Practicing riffs in context
The real killer when practicing riffs though is to put it into context. You will never just play one riff and then be done with it. You will play it as part of a bigger whole. To do that effectively you need to understand when the riff sound good and when not to use it.
A great way of getting context is to pratcie with different patterns of repetition. Repetition is an important tool to let your audience know that what you play is important, use it!
Put the repetition in relation to the 12 bar blues and practice with a jam track. The simplest form is to repeat the riff for as many times as you can over a chorus. If it is a 2 bar riff you can repeat it 6 times. Listen to how it sounds over the chord changes, where does it fit best? Maybe it is great over the I-chord, OK over the IV-chord but sounds horrible over the V-IV-I transition.
Try changing between the riff you are practicing and other riffs, play the riff over bars 1 and 2, then play a fill over bars 2 and 4. Repeat the riff again over bars 5 and 6 and another fill over bars 7 and 8. Repeat the riff over bars 9 and 10 and finish off with a turnaround riff.
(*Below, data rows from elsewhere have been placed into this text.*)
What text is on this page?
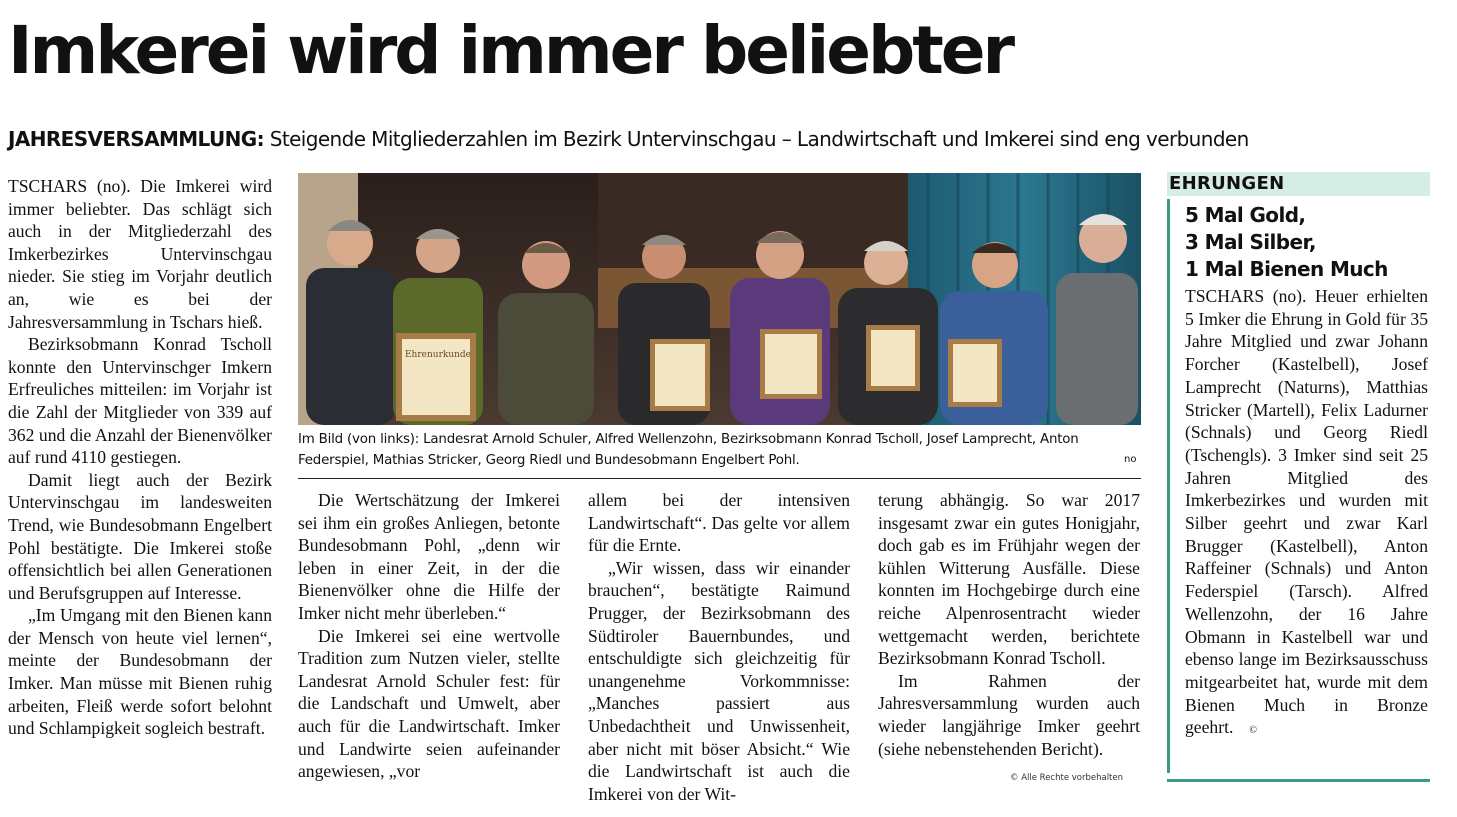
Imkerei wird immer beliebter
JAHRESVERSAMMLUNG: Steigende Mitgliederzahlen im Bezirk Untervinschgau – Landwirtschaft und Imkerei sind eng verbunden

TSCHARS (no). Die Imkerei wird immer beliebter. Das schlägt sich auch in der Mitgliederzahl des Imkerbezirkes Untervinschgau nieder. Sie stieg im Vorjahr deutlich an, wie es bei der Jahresversammlung in Tschars hieß.

Bezirksobmann Konrad Tscholl konnte den Untervinschger Imkern Erfreuliches mitteilen: im Vorjahr ist die Zahl der Mitglieder von 339 auf 362 und die Anzahl der Bienenvölker auf rund 4110 gestiegen.

Damit liegt auch der Bezirk Untervinschgau im landesweiten Trend, wie Bundesobmann Engelbert Pohl bestätigte. Die Imkerei stoße offensichtlich bei allen Generationen und Berufsgruppen auf Interesse.

„Im Umgang mit den Bienen kann der Mensch von heute viel lernen“, meinte der Bundesobmann der Imker. Man müsse mit Bienen ruhig arbeiten, Fleiß werde sofort belohnt und Schlampigkeit sogleich bestraft.

Ehrenurkunde
Im Bild (von links): Landesrat Arnold Schuler, Alfred Wellenzohn, Bezirksobmann Konrad Tscholl, Josef Lamprecht, Anton Federspiel, Mathias Stricker, Georg Riedl und Bundesobmann Engelbert Pohl.	no

Die Wertschätzung der Imkerei sei ihm ein großes Anliegen, betonte Bundesobmann Pohl, „denn wir leben in einer Zeit, in der die Bienenvölker ohne die Hilfe der Imker nicht mehr überleben.“

Die Imkerei sei eine wertvolle Tradition zum Nutzen vieler, stellte Landesrat Arnold Schuler fest: für die Landschaft und Umwelt, aber auch für die Landwirtschaft. Imker und Landwirte seien aufeinander angewiesen, „vor

allem bei der intensiven Landwirtschaft“. Das gelte vor allem für die Ernte.

„Wir wissen, dass wir einander brauchen“, bestätigte Raimund Prugger, der Bezirksobmann des Südtiroler Bauernbundes, und entschuldigte sich gleichzeitig für unangenehme Vorkommnisse: „Manches passiert aus Unbedachtheit und Unwissenheit, aber nicht mit böser Absicht.“ Wie die Landwirtschaft ist auch die Imkerei von der Wit-

terung abhängig. So war 2017 insgesamt zwar ein gutes Honigjahr, doch gab es im Frühjahr wegen der kühlen Witterung Ausfälle. Diese konnten im Hochgebirge durch eine reiche Alpenrosentracht wieder wettgemacht werden, berichtete Bezirksobmann Konrad Tscholl.

Im Rahmen der Jahresversammlung wurden auch wieder langjährige Imker geehrt (siehe nebenstehenden Bericht).

© Alle Rechte vorbehalten
EHRUNGEN
5 Mal Gold,
3 Mal Silber,
1 Mal Bienen Much
TSCHARS (no). Heuer erhielten 5 Imker die Ehrung in Gold für 35 Jahre Mitglied und zwar Johann Forcher (Kastelbell), Josef Lamprecht (Naturns), Matthias Stricker (Martell), Felix Ladurner (Schnals) und Georg Riedl (Tschengls). 3 Imker sind seit 25 Jahren Mitglied des Imkerbezirkes und wurden mit Silber geehrt und zwar Karl Brugger (Kastelbell), Anton Raffeiner (Schnals) und Anton Federspiel (Tarsch). Alfred Wellenzohn, der 16 Jahre Obmann in Kastelbell war und ebenso lange im Bezirksausschuss mitgearbeitet hat, wurde mit dem Bienen Much in Bronze geehrt. ©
Listen to how other players are using repetition and emulate what they do in your practice. David Barrett calls this chorus forms and have included a number of these patterns in his books. It is all based on what the old masters used to do. It is wise to do the same.
Summary
Simply comitting a riff to memory you need to be practicing riffs in context and basing that context on different patterns of repetition is a great idea.